Ils sont venus, et même s'ils se trouvaient dans des salles séparées, il était possible de communiquer avec eux indirectement via la présidente de la Conférence, la Chancelière allemande Angela Merkel. Mais notre appel à ne pas adopter ni approuver les documents de la Conférence de Berlin sans l'accord clairement exprimé de Fayez el-Sarraj et de Khalifa Haftar n'a pas été entendu. C'est pourquoi est apparu un nouveau document joliment formulé appelant à des choses très justes, concrétisant même de nombreuses démarches, mais sans l'accord des belligérants. C'est une nouvelle fois un document mort-né, du moins pas en bonne santé.
Aujourd'hui il est très important de revenir à cette logique que nous avons toujours prônée, la logique de l'élaboration d'approches qui feront l'objet d'un accord entre les belligérants. Cette tâche incombe avant tout au représentant spécial du Secrétaire général de l'Onu. Malheureusement, Ghassan Salamé, qui était jusqu'à récemment en charge de ce dossier très compliqué, a démissionné après la Conférence de Berlin. Les fonctions de représentant spécial du Secrétaire général de l'Onu pour la Libye sont assurées par son adjointe, l'Américaine Stephanie Williams. Nous pensons qu'il faut nommer au plus vite le remplaçant de Ghassan Salamé, et qu'il doit s'agir d'un représentant d'un pays de la région faisant partie de l'Union africaine, dont la Libye est membre.

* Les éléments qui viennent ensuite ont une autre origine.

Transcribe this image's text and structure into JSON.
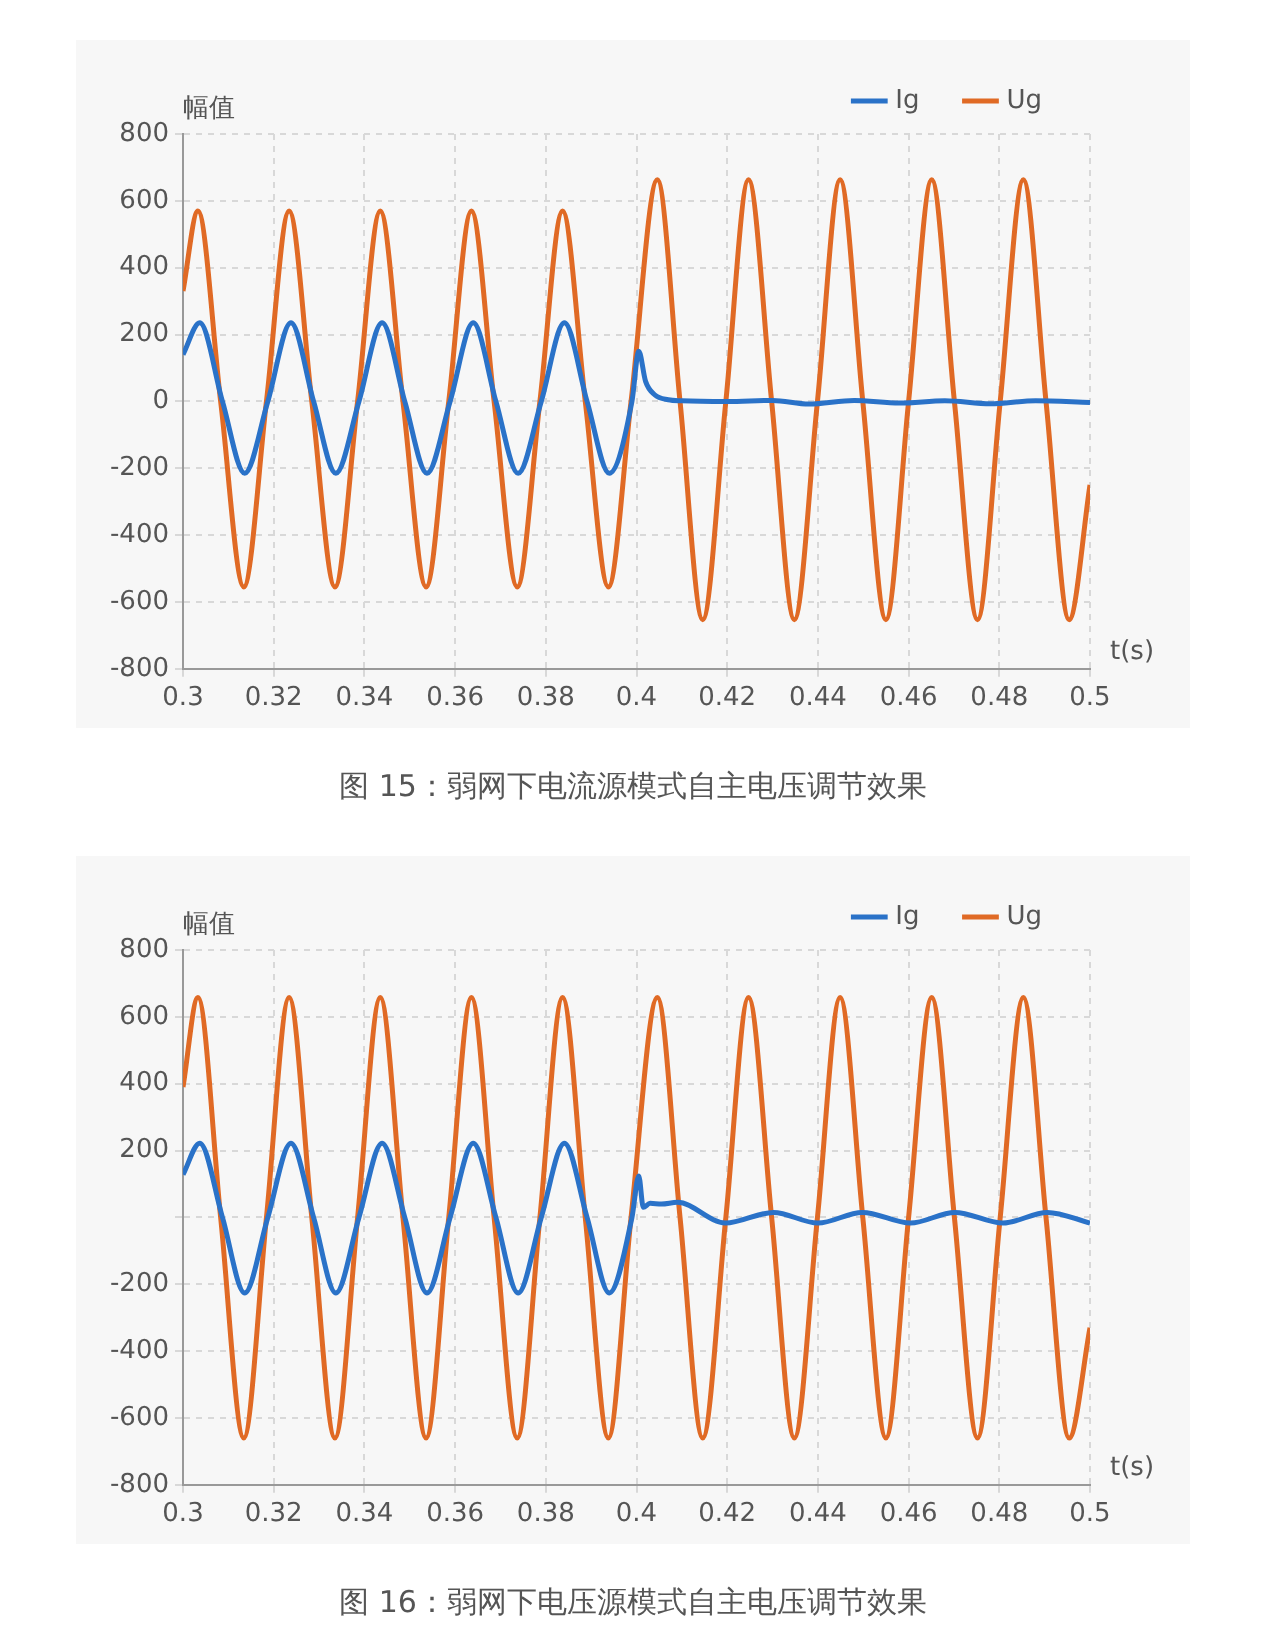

Nous essaierons, dans cette direction précise, de chercher des solutions pour sortir de la profonde crise qui s'est abattue sur ce pays après que l'Otan a grossièrement enfreint la résolution du Conseil de sécurité des Nations unies en 2011, a bombardé la Libye en brisant de facto l’État libyen à une fin égoïste et bornée: renverser le régime de Mouammar Kadhafi. Depuis, la Libye a été de facto abandonnée. Par ce pays transitent, vers le Sud, des terroristes, la contrebande d'armes, d'autres choses, et vers le Nord un flux de migrants clandestins en direction de l'Europe. Maintenant nous payons les résultats de l'aventure déclenchée en 2011 par l'Otan en transgressant grossièrement la résolution du Conseil de sécurité des Nations unies. Néanmoins, nous essaierons. Il faut aider la Libye.
Question: Le MGIMO a ouvert une nouvelle filière, "les marchés agricoles mondiaux", pour préparer les futurs attachés agricoles. Ce programme allie agriculture et diplomatie.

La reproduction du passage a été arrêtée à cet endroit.